Planning For The Management Of Demolition Wastes
In order to undertake demolition-related repairs on their own, homeowners must come up with a waste management plan for the intended activity.
In a large number of cases, such a plan needs to be approved by the authorities concerned before any demolition services can commence. Below are two things to remember when drafting a demolition waste management plan for residential DIY repairs.
Matters Of Procedure
A DIY-minded homeowner will be required to prove their understanding of what is involved in demolition waste management. A waste management plan should clearly explain the steps that a homeowner intends to take so as to ensure that the demolition exercise generates the least possible amount of waste. The plan should also include details on how the homeowner plans to re-use and/or recycle the waste that ends up being generated. In the event that demolition wastes cannot be recycled and/or re-used, homeowners should indicate the method(s) they intend to use in the disposal of such waste products.
Outlining the waste management procedures to be adopted will help to prove that the chosen processes provide the most efficient means of dealing with waste products of the demolition exercise.
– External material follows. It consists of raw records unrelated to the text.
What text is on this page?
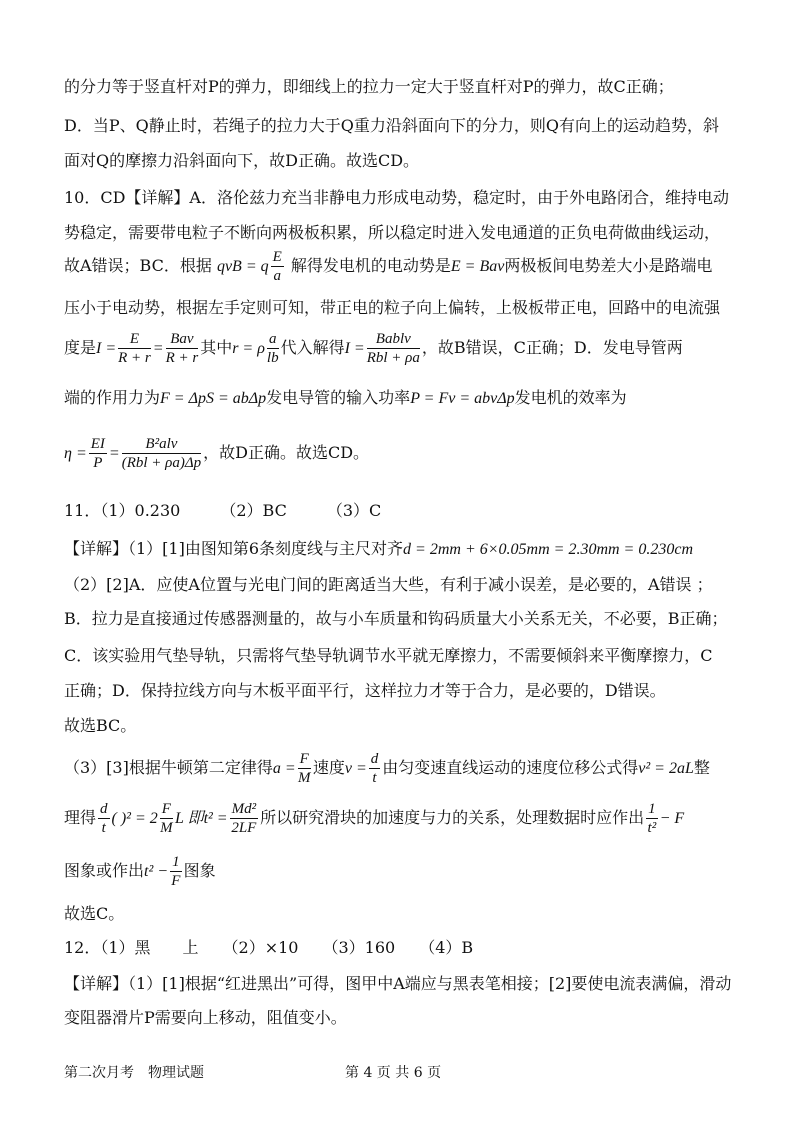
的分力等于竖直杆对P的弹力，即细线上的拉力一定大于竖直杆对P的弹力，故C正确；
D．当P、Q静止时，若绳子的拉力大于Q重力沿斜面向下的分力，则Q有向上的运动趋势，斜
面对Q的摩擦力沿斜面向下，故D正确。故选CD。
10．CD【详解】A．洛伦兹力充当非静电力形成电动势，稳定时，由于外电路闭合，维持电动
势稳定，需要带电粒子不断向两极板积累，所以稳定时进入发电通道的正负电荷做曲线运动，
故A错误；BC．根据 qvB = q $\frac{E}{a}$ 解得发电机的电动势是E = Bav两极板间电势差大小是路端电
压小于电动势，根据左手定则可知，带正电的粒子向上偏转，上极板带正电，回路中的电流强
度是$I = \frac{E}{R + r} = \frac{\text{Bav}}{R + r}$ 其中r = ρ $\frac{a}{lb}$ 代入解得$I = \frac{\text{Bablv}}{\text{Rbl + ρa}}$ ，故B错误，C正确；D．发电导管两
端的作用力为F = ΔpS = abΔp发电导管的输入功率P = Fv = abvΔp发电机的效率为
$\eta = \frac{EI}{P} = \frac{\text{B²alv}}{\text{(Rbl + ρa)Δp}}$ ，故D正确。故选CD。
11．（1）0.230　　　（2）BC　　　（3）C
【详解】（1）[1]由图知第6条刻度线与主尺对齐d = 2mm + 6×0.05mm = 2.30mm = 0.230cm
（2）[2]A．应使A位置与光电门间的距离适当大些，有利于减小误差，是必要的，A错误 ；
B．拉力是直接通过传感器测量的，故与小车质量和钩码质量大小关系无关，不必要，B正确；
C．该实验用气垫导轨，只需将气垫导轨调节水平就无摩擦力，不需要倾斜来平衡摩擦力，C
正确；D．保持拉线方向与木板平面平行，这样拉力才等于合力，是必要的，D错误。
故选BC。
（3）[3]根据牛顿第二定律得$a = \frac{F}{M}$ 速度$v = \frac{d}{t}$ 由匀变速直线运动的速度位移公式得v² = 2aL整
理得 $\frac{d}{t}$ ( )$^2 = 2 \frac{F}{M}$ L 即$t^2 = \frac{\text{Md²}}{2LF}$ 所以研究滑块的加速度与力的关系，处理数据时应作出 $\frac{1}{\text{t²}} - F$
图象或作出$t^2 - \frac{1}{F}$ 图象
故选C。
12．（1）黑　　上　　（2）×10　　（3）160　　（4）B
【详解】（1）[1]根据“红进黑出”可得，图甲中A端应与黑表笔相接；[2]要使电流表满偏，滑动
变阻器滑片P需要向上移动，阻值变小。
第二次月考　物理试题	第 4 页 共 6 页
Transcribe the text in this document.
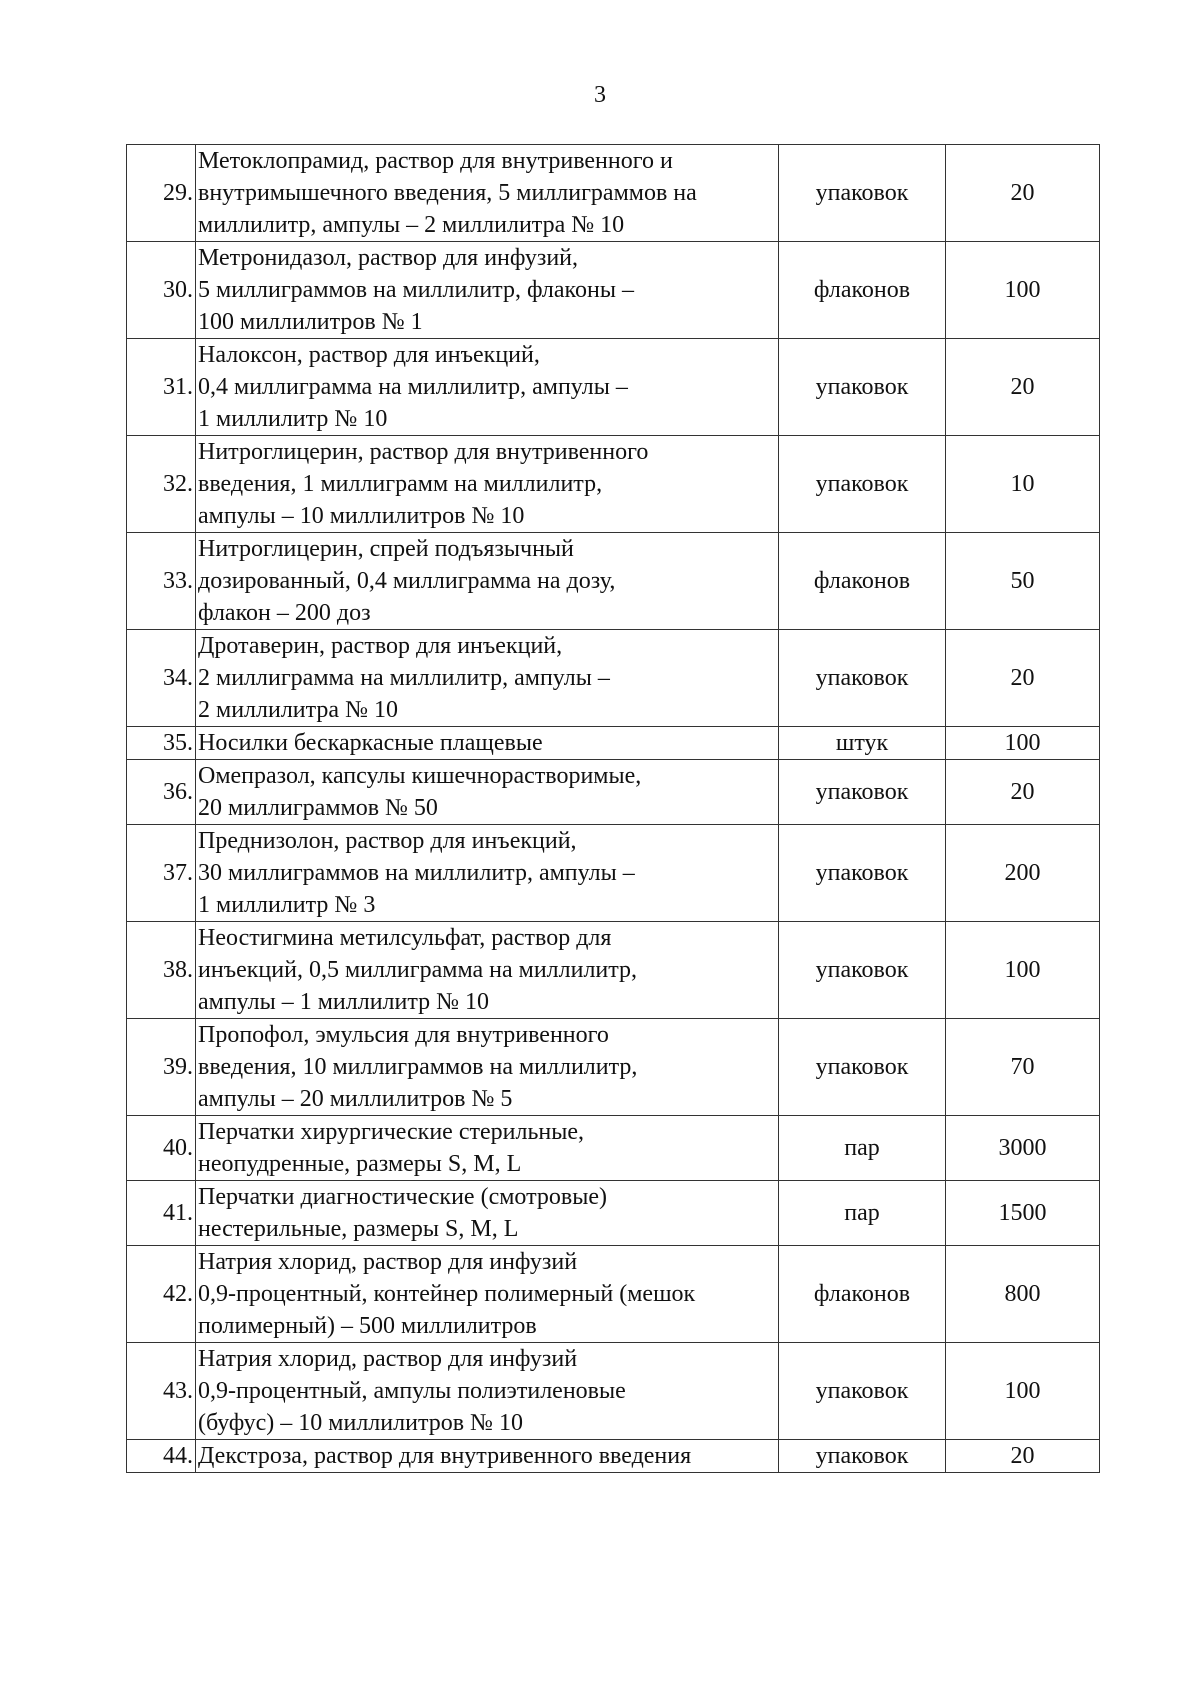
3
29.	Метоклопрамид, раствор для внутривенного и
внутримышечного введения, 5 миллиграммов на
миллилитр, ампулы – 2 миллилитра № 10	упаковок	20
30.	Метронидазол, раствор для инфузий,
5 миллиграммов на миллилитр, флаконы –
100 миллилитров № 1	флаконов	100
31.	Налоксон, раствор для инъекций,
0,4 миллиграмма на миллилитр, ампулы –
1 миллилитр № 10	упаковок	20
32.	Нитроглицерин, раствор для внутривенного
введения, 1 миллиграмм на миллилитр,
ампулы – 10 миллилитров № 10	упаковок	10
33.	Нитроглицерин, спрей подъязычный
дозированный, 0,4 миллиграмма на дозу,
флакон – 200 доз	флаконов	50
34.	Дротаверин, раствор для инъекций,
2 миллиграмма на миллилитр, ампулы –
2 миллилитра № 10	упаковок	20
35.	Носилки бескаркасные плащевые	штук	100
36.	Омепразол, капсулы кишечнорастворимые,
20 миллиграммов № 50	упаковок	20
37.	Преднизолон, раствор для инъекций,
30 миллиграммов на миллилитр, ампулы –
1 миллилитр № 3	упаковок	200
38.	Неостигмина метилсульфат, раствор для
инъекций, 0,5 миллиграмма на миллилитр,
ампулы – 1 миллилитр № 10	упаковок	100
39.	Пропофол, эмульсия для внутривенного
введения, 10 миллиграммов на миллилитр,
ампулы – 20 миллилитров № 5	упаковок	70
40.	Перчатки хирургические стерильные,
неопудренные, размеры S, M, L	пар	3000
41.	Перчатки диагностические (смотровые)
нестерильные, размеры S, M, L	пар	1500
42.	Натрия хлорид, раствор для инфузий
0,9-процентный, контейнер полимерный (мешок
полимерный) – 500 миллилитров	флаконов	800
43.	Натрия хлорид, раствор для инфузий
0,9-процентный, ампулы полиэтиленовые
(буфус) – 10 миллилитров № 10	упаковок	100
44.	Декстроза, раствор для внутривенного введения	упаковок	20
Common demolition waste products (e.g. planks of wood, metal sheets, and disintegrated concrete) can be re-used. Broken pieces of timber and the sheets of metal can be used to build make-shift structures for the temporary of storage of waste products during the demolition exercise. They can also be used to build a bigger kennel for the seemingly "ever-pregnant" family dog.
Disintegrated concrete can be re-used when building the foundation(s) for new structures that will replace those that will have been demolished.
Alternatively, homeowners can choose to sell useful waste products to a general contractor who will re-use the products in upcoming or on-going projects on a different site.
DIY-minded homeowners will also need to prove that they have the financial capability to effectively manage demolition wastes. Thus, it is imperative for homeowners to ensure that their plan includes a detailed break-down of the financial implications of demolition waste management.
By providing a detailed budget for waste management alongside their financial records, homeowners are able to prove to the concerned authorities that the cost of demolition waste management is well within their means.
More importantly, financial details in the plan will help to prove the cost-effectiveness of the chosen waste management procedure, and to explain why the procedure was preferred over several others.